Dolenti note pure dalle pensioni
L’indagine dell’Osservatorio Cisl sui dati Caf, fa il paio con quella recente, sempre portata avanti da Fnp-Cisl sull’importo delle pensioni. Anche in quel caso balzava subito all’occhio il divario economico uomo-donna. Secondo gli ultimi dati infatti, le donne ricevono meno della metà: in media 812 euro contro 1.700. Una situazione che si ribalta solo nel caso specifico della reversibilità che però lascia alle vedove assegni, in media, di 760 euro. I motivi sono facili da individuare: le donne incontrano più difficoltà nel fare carriera, hanno stipendi mediamente più bassi rispetto agli uomini. E soprattutto devono conciliare, più dei mariti, vita (in particolare l’educazione dei figli) e lavoro.

Part time «obbligato» per la cura della famiglia; mansioni meno qualificate; interruzioni di carriere per le maternità; la grande maggioranza di donne tra i contratti precari: le cause di una disparità che da ogni parte si vuole combattere sono tante, e la situazione sembra che non riesca mai a cambiare.

«Servono interventi e misure sia a livello nazionale che locale per sostenere le politiche di conciliazione vita-lavoro per non penalizzare soprattutto le donne – spiega Francesco Corna, segretario generale della Cisl di Bergamo -. Va nella giusta direzione il Family Act che prevede, tra le altre cose, un assegno mensile universale per tutti i figli fino all’età adulta, sconti per gli asili, agevolazioni per gli affitti delle coppie composte da under 35, detrazioni fiscali delle spese dell’affitto per i figli maggiorenni iscritti a un corso universitario».
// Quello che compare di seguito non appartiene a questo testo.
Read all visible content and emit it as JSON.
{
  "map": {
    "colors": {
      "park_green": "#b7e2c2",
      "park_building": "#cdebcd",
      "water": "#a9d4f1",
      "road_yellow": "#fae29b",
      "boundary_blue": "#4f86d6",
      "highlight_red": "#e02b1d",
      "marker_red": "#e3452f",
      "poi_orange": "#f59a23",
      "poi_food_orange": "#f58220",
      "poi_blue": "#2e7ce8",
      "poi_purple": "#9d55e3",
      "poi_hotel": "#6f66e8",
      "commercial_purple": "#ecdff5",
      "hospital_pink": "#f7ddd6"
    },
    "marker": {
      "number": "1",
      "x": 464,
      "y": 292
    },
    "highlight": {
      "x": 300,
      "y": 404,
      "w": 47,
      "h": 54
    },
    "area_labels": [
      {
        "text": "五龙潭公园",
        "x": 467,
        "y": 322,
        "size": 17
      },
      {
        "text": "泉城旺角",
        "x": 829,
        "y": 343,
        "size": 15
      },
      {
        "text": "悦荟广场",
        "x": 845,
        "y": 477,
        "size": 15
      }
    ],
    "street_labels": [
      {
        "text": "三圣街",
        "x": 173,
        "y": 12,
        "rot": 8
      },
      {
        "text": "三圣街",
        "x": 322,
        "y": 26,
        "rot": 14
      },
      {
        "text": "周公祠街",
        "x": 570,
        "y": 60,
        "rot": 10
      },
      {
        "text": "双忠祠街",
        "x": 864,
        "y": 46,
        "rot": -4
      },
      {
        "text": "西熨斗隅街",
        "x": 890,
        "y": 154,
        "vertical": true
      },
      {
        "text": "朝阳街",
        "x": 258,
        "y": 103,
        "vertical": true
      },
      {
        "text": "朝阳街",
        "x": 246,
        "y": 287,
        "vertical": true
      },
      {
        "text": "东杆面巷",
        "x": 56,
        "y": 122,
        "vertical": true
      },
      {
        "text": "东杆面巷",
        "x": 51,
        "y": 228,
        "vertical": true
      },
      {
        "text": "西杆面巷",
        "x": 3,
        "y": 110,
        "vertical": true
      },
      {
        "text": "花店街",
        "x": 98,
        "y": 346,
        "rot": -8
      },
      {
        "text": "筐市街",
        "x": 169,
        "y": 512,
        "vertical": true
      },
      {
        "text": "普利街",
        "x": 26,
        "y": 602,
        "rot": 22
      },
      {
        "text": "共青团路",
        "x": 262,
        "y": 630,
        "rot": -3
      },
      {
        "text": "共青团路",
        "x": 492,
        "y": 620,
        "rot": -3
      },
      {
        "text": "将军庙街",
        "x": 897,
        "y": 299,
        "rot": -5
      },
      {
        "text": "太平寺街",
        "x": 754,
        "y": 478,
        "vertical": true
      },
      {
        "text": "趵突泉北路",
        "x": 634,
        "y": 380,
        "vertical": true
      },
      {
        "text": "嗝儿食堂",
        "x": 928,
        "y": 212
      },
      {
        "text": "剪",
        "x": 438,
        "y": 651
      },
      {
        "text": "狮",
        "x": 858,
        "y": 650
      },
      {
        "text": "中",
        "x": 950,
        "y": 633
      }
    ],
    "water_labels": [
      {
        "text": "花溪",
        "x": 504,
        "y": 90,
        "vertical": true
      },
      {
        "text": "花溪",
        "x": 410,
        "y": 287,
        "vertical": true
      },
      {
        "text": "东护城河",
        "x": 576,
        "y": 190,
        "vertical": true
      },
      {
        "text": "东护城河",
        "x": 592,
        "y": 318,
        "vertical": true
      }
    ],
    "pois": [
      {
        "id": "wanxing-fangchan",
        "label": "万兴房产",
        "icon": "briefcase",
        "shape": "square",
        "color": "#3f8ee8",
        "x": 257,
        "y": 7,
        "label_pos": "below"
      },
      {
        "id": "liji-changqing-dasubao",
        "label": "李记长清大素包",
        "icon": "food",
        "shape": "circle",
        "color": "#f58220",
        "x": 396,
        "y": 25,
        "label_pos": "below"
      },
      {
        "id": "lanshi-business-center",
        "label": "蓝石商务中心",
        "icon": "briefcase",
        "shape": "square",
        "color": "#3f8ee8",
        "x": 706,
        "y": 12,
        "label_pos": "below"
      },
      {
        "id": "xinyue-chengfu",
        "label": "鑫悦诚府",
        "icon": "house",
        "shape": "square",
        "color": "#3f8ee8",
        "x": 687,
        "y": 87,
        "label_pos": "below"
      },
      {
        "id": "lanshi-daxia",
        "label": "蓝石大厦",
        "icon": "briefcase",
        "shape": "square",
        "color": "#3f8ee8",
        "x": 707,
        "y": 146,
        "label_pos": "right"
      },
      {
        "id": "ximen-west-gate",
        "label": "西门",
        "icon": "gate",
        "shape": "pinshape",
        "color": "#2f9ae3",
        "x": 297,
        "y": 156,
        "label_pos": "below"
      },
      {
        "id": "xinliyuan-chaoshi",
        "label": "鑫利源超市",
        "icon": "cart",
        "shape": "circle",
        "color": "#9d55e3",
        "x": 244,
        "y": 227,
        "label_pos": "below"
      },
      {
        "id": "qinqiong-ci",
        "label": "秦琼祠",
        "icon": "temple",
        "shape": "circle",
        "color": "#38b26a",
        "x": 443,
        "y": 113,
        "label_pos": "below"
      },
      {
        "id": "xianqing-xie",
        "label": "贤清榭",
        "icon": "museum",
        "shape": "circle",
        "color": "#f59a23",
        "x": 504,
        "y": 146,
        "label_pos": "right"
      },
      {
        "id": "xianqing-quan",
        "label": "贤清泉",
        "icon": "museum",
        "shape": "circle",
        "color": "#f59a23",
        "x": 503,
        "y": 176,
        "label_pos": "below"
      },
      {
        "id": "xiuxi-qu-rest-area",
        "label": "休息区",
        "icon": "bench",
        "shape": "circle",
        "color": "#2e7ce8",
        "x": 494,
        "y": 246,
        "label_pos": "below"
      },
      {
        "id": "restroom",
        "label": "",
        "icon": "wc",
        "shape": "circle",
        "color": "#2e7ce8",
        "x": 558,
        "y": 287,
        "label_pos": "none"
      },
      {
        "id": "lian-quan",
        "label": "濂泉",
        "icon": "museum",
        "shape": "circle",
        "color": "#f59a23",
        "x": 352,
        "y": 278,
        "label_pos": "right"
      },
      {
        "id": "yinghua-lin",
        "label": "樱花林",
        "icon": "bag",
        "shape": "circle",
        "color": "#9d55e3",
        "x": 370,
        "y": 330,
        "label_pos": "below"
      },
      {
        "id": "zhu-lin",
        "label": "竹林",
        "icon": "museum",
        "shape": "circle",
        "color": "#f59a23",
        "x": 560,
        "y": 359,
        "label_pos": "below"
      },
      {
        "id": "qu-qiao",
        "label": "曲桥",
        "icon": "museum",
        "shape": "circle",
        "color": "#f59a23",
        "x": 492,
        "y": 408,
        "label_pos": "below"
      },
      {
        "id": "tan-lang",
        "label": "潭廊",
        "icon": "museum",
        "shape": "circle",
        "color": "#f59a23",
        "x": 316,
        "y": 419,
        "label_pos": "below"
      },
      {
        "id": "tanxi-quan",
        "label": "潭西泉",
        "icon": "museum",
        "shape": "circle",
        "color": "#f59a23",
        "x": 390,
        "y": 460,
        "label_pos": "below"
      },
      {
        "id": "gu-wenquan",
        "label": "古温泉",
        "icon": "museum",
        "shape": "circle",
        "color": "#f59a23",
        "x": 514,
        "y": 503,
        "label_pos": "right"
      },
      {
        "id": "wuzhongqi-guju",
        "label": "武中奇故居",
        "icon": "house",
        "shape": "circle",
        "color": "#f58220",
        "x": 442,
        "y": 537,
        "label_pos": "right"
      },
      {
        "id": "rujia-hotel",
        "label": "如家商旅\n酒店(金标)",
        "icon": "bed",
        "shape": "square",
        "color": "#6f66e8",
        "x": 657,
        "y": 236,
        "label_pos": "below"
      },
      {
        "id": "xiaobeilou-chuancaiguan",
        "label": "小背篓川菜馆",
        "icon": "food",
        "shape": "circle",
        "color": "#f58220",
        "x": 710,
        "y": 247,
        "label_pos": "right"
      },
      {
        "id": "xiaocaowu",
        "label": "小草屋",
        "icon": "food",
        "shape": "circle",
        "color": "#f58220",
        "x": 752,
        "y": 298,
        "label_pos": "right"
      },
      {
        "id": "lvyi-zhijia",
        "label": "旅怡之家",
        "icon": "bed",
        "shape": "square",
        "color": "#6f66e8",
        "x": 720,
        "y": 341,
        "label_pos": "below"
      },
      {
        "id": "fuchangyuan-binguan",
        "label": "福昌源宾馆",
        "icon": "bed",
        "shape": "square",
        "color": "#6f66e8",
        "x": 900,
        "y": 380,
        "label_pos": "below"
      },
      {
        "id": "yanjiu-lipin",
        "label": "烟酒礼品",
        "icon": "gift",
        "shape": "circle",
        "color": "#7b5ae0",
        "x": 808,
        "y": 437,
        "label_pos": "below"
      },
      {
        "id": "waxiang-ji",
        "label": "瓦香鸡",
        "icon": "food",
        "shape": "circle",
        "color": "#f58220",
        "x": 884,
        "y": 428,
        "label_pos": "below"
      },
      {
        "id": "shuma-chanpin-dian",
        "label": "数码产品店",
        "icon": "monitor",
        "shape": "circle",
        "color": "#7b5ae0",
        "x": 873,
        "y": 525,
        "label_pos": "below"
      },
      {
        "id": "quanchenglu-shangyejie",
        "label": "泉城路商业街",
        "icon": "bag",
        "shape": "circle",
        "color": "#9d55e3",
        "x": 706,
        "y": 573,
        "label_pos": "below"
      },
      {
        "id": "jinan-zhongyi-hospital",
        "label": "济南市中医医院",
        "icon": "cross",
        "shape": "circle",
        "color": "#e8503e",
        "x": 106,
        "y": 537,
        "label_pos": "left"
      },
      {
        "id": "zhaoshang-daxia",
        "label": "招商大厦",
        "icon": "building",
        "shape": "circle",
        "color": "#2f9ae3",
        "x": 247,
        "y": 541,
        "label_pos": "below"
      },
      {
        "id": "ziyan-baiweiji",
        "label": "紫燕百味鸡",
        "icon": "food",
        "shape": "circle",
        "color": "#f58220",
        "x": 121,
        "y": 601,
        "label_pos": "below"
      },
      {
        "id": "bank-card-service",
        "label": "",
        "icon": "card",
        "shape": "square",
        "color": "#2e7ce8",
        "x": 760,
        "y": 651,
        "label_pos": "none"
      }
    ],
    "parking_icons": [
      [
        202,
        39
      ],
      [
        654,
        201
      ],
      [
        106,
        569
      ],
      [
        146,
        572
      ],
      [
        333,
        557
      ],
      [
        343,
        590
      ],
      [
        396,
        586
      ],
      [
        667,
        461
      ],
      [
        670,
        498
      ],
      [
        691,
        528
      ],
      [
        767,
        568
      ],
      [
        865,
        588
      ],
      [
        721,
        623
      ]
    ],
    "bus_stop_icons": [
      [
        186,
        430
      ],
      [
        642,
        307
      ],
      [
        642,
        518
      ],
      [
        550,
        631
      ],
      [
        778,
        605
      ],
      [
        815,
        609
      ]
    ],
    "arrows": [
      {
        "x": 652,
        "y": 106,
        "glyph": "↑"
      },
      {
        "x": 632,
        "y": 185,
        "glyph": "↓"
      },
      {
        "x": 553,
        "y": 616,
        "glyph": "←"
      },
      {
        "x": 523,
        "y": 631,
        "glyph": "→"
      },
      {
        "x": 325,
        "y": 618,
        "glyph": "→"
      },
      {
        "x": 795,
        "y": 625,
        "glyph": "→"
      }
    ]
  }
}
«Contrattazione necessaria»
Secondo il segretario della Cisl bergamasca, è inoltre «positivo pure l’incremento delle risorse per la conciliazione che si deve perseguire anche attraverso la contrattazione ad ogni livello; inoltre è necessario utilizzare gli aiuti economici dell’Unione Europea per strutturare i servizi per le famiglie, come hanno fatto in altri paesi europei, altrimenti senza questi interventi le disparità non potranno essere eliminate».